Five and a half laps round the deck equals one mile, or so the sign states. They only thing it doesn’t say is that when it’s blowing 40 MPH outside, one side of that lap is impossible, the other side, well let’s just say you don’t need to try too hard to accomplish your goal. We walked a mile. We walked another mile and then, out of nowhere, the fog lifted, the sun, still hidden, refused to come out, but I could have sworn out of the corner of my right eye on the port side, the easy side, with the wind behind up, I spotted a whale funnel. I looked again and then stopped. By now there were two, perhaps more, and then it happened. An Orca appeared!! If you look closely at the picture below, this is exactly how it occurred.
I was really in heaven. I’d come to see whales, eagles, and bears, and here was my first whale. There were lots of them passing by, all moving with grace and at speed. All Orcas.
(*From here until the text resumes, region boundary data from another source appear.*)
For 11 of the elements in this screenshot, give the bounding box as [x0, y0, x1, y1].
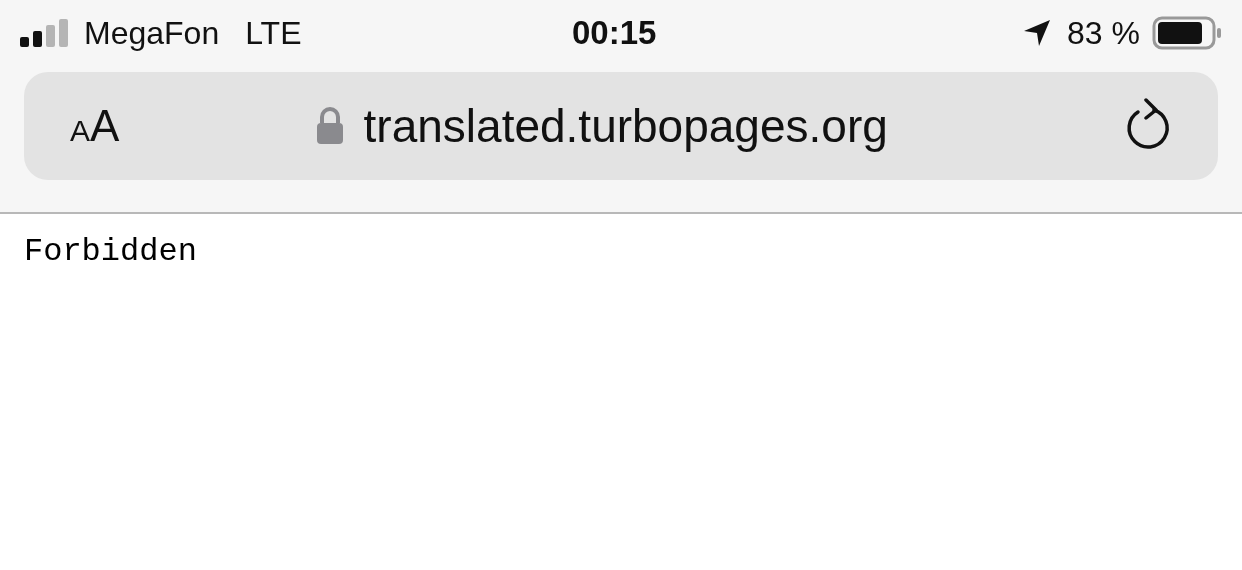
battery-icon: [1152, 16, 1222, 50]
page-text: Forbidden: [23, 232, 198, 272]
battery-percentage: 83 %: [1067, 14, 1140, 53]
text-size-button[interactable]: AA: [70, 93, 120, 159]
clock: 00:15: [572, 13, 657, 54]
carrier-name: MegaFon: [84, 14, 220, 53]
url-text: translated.turbopages.org: [363, 98, 888, 154]
lock-icon: [315, 107, 344, 145]
location-arrow-icon: [1023, 19, 1052, 47]
address-bar[interactable]: AA translated.turbopages.org: [24, 72, 1218, 180]
network-type: LTE: [245, 14, 302, 53]
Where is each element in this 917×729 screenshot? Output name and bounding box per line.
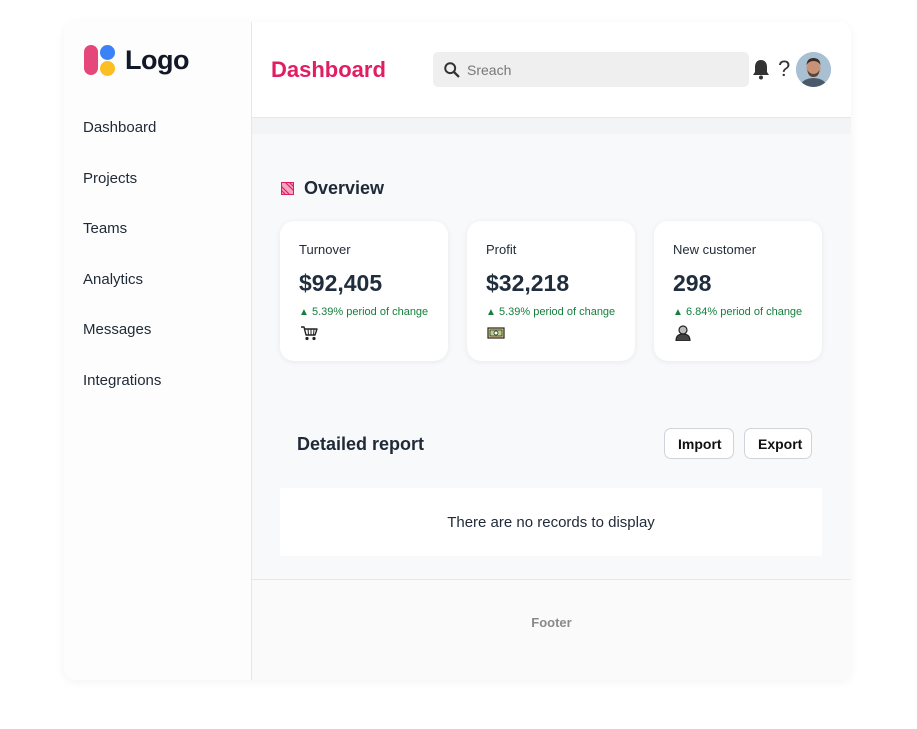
money-icon bbox=[487, 327, 505, 339]
search-input[interactable] bbox=[467, 61, 737, 78]
user-icon bbox=[675, 325, 691, 341]
main-content: Overview Turnover $92,405 ▲ 5.39% period… bbox=[252, 118, 851, 580]
card-change-text: 6.84% period of change bbox=[685, 306, 803, 318]
footer-text: Footer bbox=[531, 615, 572, 630]
bell-icon[interactable] bbox=[751, 58, 771, 80]
card-value: $92,405 bbox=[299, 270, 383, 296]
overview-title: Overview bbox=[304, 178, 385, 198]
sidebar-item-dashboard[interactable]: Dashboard bbox=[83, 118, 161, 169]
card-value: $32,218 bbox=[486, 270, 570, 296]
stat-card-new-customer: New customer 298 ▲ 6.84% period of chang… bbox=[654, 221, 822, 361]
top-header: Dashboard ? bbox=[252, 22, 851, 118]
card-label: Turnover bbox=[299, 242, 351, 257]
stat-card-profit: Profit $32,218 ▲ 5.39% period of change bbox=[467, 221, 635, 361]
card-change-text: 5.39% period of change bbox=[498, 306, 616, 318]
overview-header: Overview bbox=[281, 178, 384, 199]
logo-text: Logo bbox=[125, 44, 189, 75]
card-label: New customer bbox=[673, 242, 757, 257]
card-label: Profit bbox=[486, 242, 517, 257]
card-change: ▲ 5.39% period of change bbox=[299, 306, 428, 318]
sidebar-item-projects[interactable]: Projects bbox=[83, 169, 161, 220]
stat-card-turnover: Turnover $92,405 ▲ 5.39% period of chang… bbox=[280, 221, 448, 361]
logo-icon bbox=[84, 44, 118, 76]
search-bar[interactable] bbox=[433, 52, 749, 87]
sidebar-item-integrations[interactable]: Integrations bbox=[83, 371, 161, 422]
overview-icon bbox=[281, 182, 294, 195]
avatar[interactable] bbox=[796, 52, 831, 87]
up-arrow-icon: ▲ bbox=[299, 307, 309, 318]
detailed-report-title: Detailed report bbox=[297, 434, 425, 454]
card-value: 298 bbox=[673, 270, 712, 296]
empty-records-message: There are no records to display bbox=[447, 513, 655, 531]
card-change: ▲ 5.39% period of change bbox=[486, 306, 615, 318]
card-change-text: 5.39% period of change bbox=[311, 306, 429, 318]
shopping-cart-icon bbox=[301, 326, 318, 341]
app-window: Logo Dashboard Projects Teams Analytics … bbox=[64, 22, 851, 680]
sidebar: Logo Dashboard Projects Teams Analytics … bbox=[64, 22, 252, 680]
card-change: ▲ 6.84% period of change bbox=[673, 306, 802, 318]
logo[interactable]: Logo bbox=[84, 44, 189, 76]
page-title: Dashboard bbox=[271, 57, 386, 82]
sidebar-item-analytics[interactable]: Analytics bbox=[83, 270, 161, 321]
records-table: There are no records to display bbox=[280, 488, 822, 556]
sidebar-item-teams[interactable]: Teams bbox=[83, 219, 161, 270]
help-icon[interactable]: ? bbox=[778, 56, 790, 82]
export-button[interactable]: Export bbox=[744, 428, 812, 459]
import-button[interactable]: Import bbox=[664, 428, 734, 459]
search-icon bbox=[444, 61, 460, 77]
up-arrow-icon: ▲ bbox=[673, 307, 683, 318]
up-arrow-icon: ▲ bbox=[486, 307, 496, 318]
sidebar-item-messages[interactable]: Messages bbox=[83, 320, 161, 371]
divider bbox=[252, 118, 851, 134]
footer: Footer bbox=[252, 579, 851, 680]
sidebar-nav: Dashboard Projects Teams Analytics Messa… bbox=[83, 118, 161, 422]
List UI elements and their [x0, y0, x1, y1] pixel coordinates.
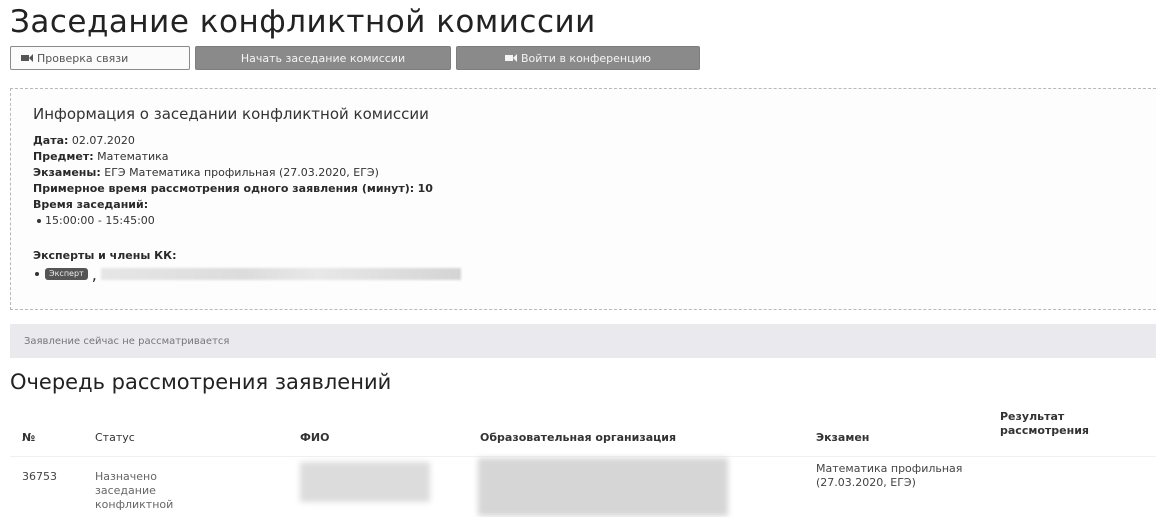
page: Заседание конфликтной комиссии Проверка …: [0, 0, 1156, 517]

Before we knew it, everyone was watching, and after about ten minutes, the crowd just dissipated, in favor of? You guessed it, more food. This was wonderful. To be positioned in the middle of the ocean with land at least a full day from where we now sailed and to be surrounded by whales, well, just maybe this cruise wouldn’t be so bad after all? Perhaps we were being hasty with our decision to leave? Perhaps the first sighting is the best and then after that it becomes boring? Maybe that’s why the majority of guests just retreated back into the buffet? No matter what, we stood mesmerized and momentarily happy. This experience was certainly different, it was cold, windy and it was desolate, but I was completely warm inside, and so was my feeling of accomplishment.
Another mile round the deck and then lunch. The whales had gone, the fog was back and we still had 26 hours until landfall. Perhaps it was time to check emails or perhaps it was just time to reflect on what had been a close encounter of the whale kind. I decided email it was, and so, armed with the thought of paying a fortune to get on-line (we had been warned in advance) I returned to my state-room, turned on my Ipad and hooked up to the internet at $1 per minute plus connection charges. It wasn’t too long before the temptation to book a hotel in Juneau and a flight back to San Jose, took center stage once again, and robbed me of any idea I had of remaining transfixed to the study of Alaskan whale behavior for any longer that I had to. Land was calling, and land it would be. Time to execute our exit strategy.